2026-03-16 –, Room Auditorium
The InnerSource commons promotes the adoption of open source practices to accelerate development within a company's culture. It's also said that it prepares the ground for those companies to begin contributing and releasing open source software... but can we prove it?
Using data from hundreds of millions of open source repositories provided by ecosyste.ms we seek to answer the question: is The InnerSource Commons good for open source?
We look at data from 800 member companies to answer what might seem like a simple question, in the process unpacking what it means to support, contribute, and maintain open source software. What a 'healthy' open source project looks like, and where and how we can identify and support important projects that need our help.

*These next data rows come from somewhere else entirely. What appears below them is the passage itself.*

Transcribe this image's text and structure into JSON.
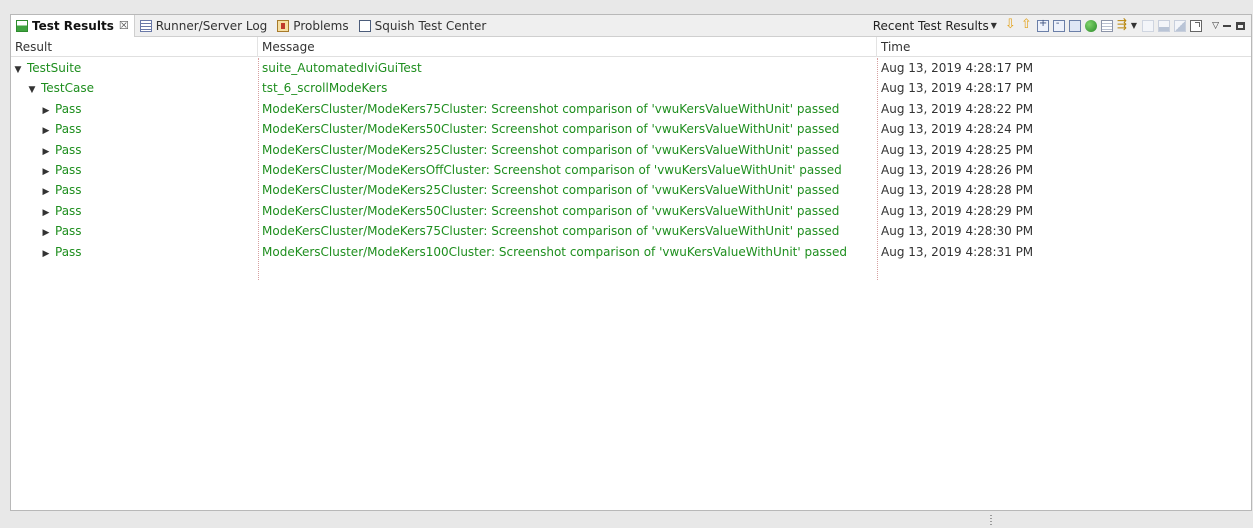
{
  "tabs": [
    {
      "label": "Test Results",
      "icon": "test-results-icon",
      "active": true,
      "close": "☒"
    },
    {
      "label": "Runner/Server Log",
      "icon": "log-icon",
      "active": false
    },
    {
      "label": "Problems",
      "icon": "problems-icon",
      "active": false
    },
    {
      "label": "Squish Test Center",
      "icon": "squish-test-center-icon",
      "active": false
    }
  ],
  "toolbar": {
    "recent_label": "Recent Test Results"
  },
  "columns": {
    "result": "Result",
    "message": "Message",
    "time": "Time"
  },
  "rows": [
    {
      "level": 0,
      "expander": "▼",
      "result": "TestSuite",
      "message": "suite_AutomatedIviGuiTest",
      "time": "Aug 13, 2019 4:28:17 PM"
    },
    {
      "level": 1,
      "expander": "▼",
      "result": "TestCase",
      "message": "tst_6_scrollModeKers",
      "time": "Aug 13, 2019 4:28:17 PM"
    },
    {
      "level": 2,
      "expander": "▶",
      "result": "Pass",
      "message": "ModeKersCluster/ModeKers75Cluster: Screenshot comparison of 'vwuKersValueWithUnit' passed",
      "time": "Aug 13, 2019 4:28:22 PM"
    },
    {
      "level": 2,
      "expander": "▶",
      "result": "Pass",
      "message": "ModeKersCluster/ModeKers50Cluster: Screenshot comparison of 'vwuKersValueWithUnit' passed",
      "time": "Aug 13, 2019 4:28:24 PM"
    },
    {
      "level": 2,
      "expander": "▶",
      "result": "Pass",
      "message": "ModeKersCluster/ModeKers25Cluster: Screenshot comparison of 'vwuKersValueWithUnit' passed",
      "time": "Aug 13, 2019 4:28:25 PM"
    },
    {
      "level": 2,
      "expander": "▶",
      "result": "Pass",
      "message": "ModeKersCluster/ModeKersOffCluster: Screenshot comparison of 'vwuKersValueWithUnit' passed",
      "time": "Aug 13, 2019 4:28:26 PM"
    },
    {
      "level": 2,
      "expander": "▶",
      "result": "Pass",
      "message": "ModeKersCluster/ModeKers25Cluster: Screenshot comparison of 'vwuKersValueWithUnit' passed",
      "time": "Aug 13, 2019 4:28:28 PM"
    },
    {
      "level": 2,
      "expander": "▶",
      "result": "Pass",
      "message": "ModeKersCluster/ModeKers50Cluster: Screenshot comparison of 'vwuKersValueWithUnit' passed",
      "time": "Aug 13, 2019 4:28:29 PM"
    },
    {
      "level": 2,
      "expander": "▶",
      "result": "Pass",
      "message": "ModeKersCluster/ModeKers75Cluster: Screenshot comparison of 'vwuKersValueWithUnit' passed",
      "time": "Aug 13, 2019 4:28:30 PM"
    },
    {
      "level": 2,
      "expander": "▶",
      "result": "Pass",
      "message": "ModeKersCluster/ModeKers100Cluster: Screenshot comparison of 'vwuKersValueWithUnit' passed",
      "time": "Aug 13, 2019 4:28:31 PM"
    }
  ],
  "colors": {
    "pass_text": "#1e8e1e",
    "accent_icon": "#e3a21a"
  }
}
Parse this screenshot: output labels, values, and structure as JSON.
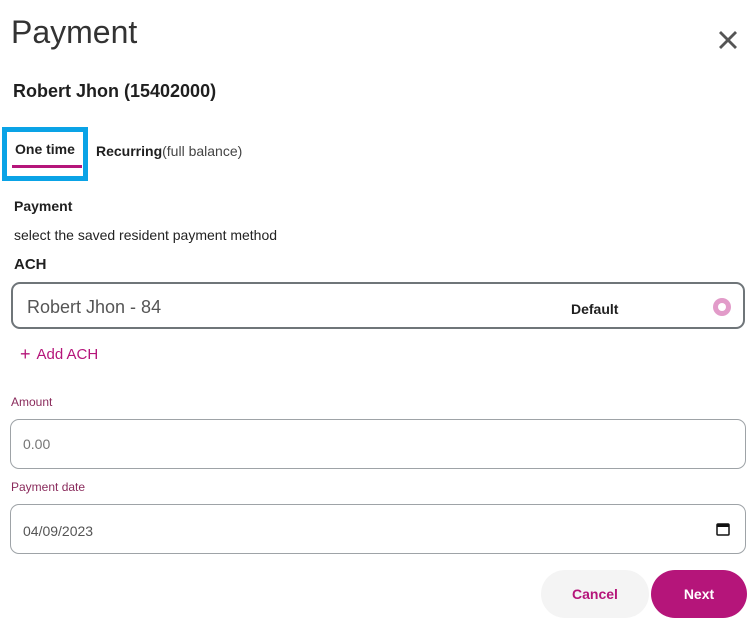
{
  "modal": {
    "title": "Payment",
    "resident": "Robert Jhon (15402000)"
  },
  "tabs": [
    {
      "label": "One time",
      "selected": true
    },
    {
      "label": "Recurring",
      "note": "(full balance)",
      "selected": false
    }
  ],
  "payment_section": {
    "label": "Payment",
    "instruction": "select the saved resident payment method",
    "method_type": "ACH"
  },
  "ach_method": {
    "name": "Robert Jhon - 84",
    "default_label": "Default",
    "selected": true
  },
  "add_ach": {
    "label": "Add ACH"
  },
  "amount": {
    "label": "Amount",
    "placeholder": "0.00"
  },
  "payment_date": {
    "label": "Payment date",
    "value": "04/09/2023"
  },
  "actions": {
    "cancel_label": "Cancel",
    "next_label": "Next"
  },
  "colors": {
    "accent": "#b5157a",
    "tab_highlight": "#0aa3e6",
    "field_label": "#8a2b5c",
    "radio": "#e29bc9"
  },
  "icons": {
    "close": "close-icon",
    "plus": "plus-icon",
    "calendar": "calendar-icon"
  }
}
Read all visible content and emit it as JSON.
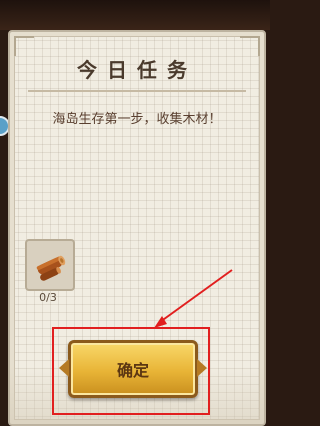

Note to assessors: this talk is an extension of a talk given in 2017 in which we were able to demonstrate that the civic tech community contributes around 6% of the work needed to support the most critical open source packages tracked by libraries.io: https://medium.com/@BenJam/the-impact-of-civic-tech-on-open-source-81816ca2aed3
Ben started working with Andrew Nesbitt following the Heartbleed vulnerability in 2014. In the decade since they’ve built the world’s most comprehensive and accurate dataset about open source production and use… twice.
Their latest project Ecosyste.ms tracks 230m repos and 11m packages from thousands of data sources, mapping 19 billion dependencies between them. Ecosyste.ms provides a free set of tools and data for developers, researchers, and policymakers to help identify, secure, and sustain open source software.
Ben is also Strategic Director at Open Source Collective, Director of Open Finance Consortium, and the creator of a boardgame or two.
Andrew Nesbitt is a UK-based software engineer specializing in package management, open source discovery, and sustainability. He created and maintains Ecosyste.ms, a free infrastructure tracking millions of packages across dozens of ecosystems with completely open APIs.
Building on his earlier work with Libraries.io, he focuses on making dependencies visible, enabling proper attribution across package ecosystems, and helping researchers and maintainers understand the critical infrastructure that underpins open source.
His work centers on solving discovery problems in open source: surfacing hidden dependencies, mapping transitive relationships between projects, and identifying which software truly matters for sustainability efforts. Andrew also created Octobox for managing GitHub notifications and 24 Pull Requests to encourage contribution culture.
He's passionate about package management systems, dependency analysis, and building the data infrastructure needed to support healthier open source ecosystems. When not working on open source sustainability, he's wrangling his five mini poodles and modifying Japanese sports cars.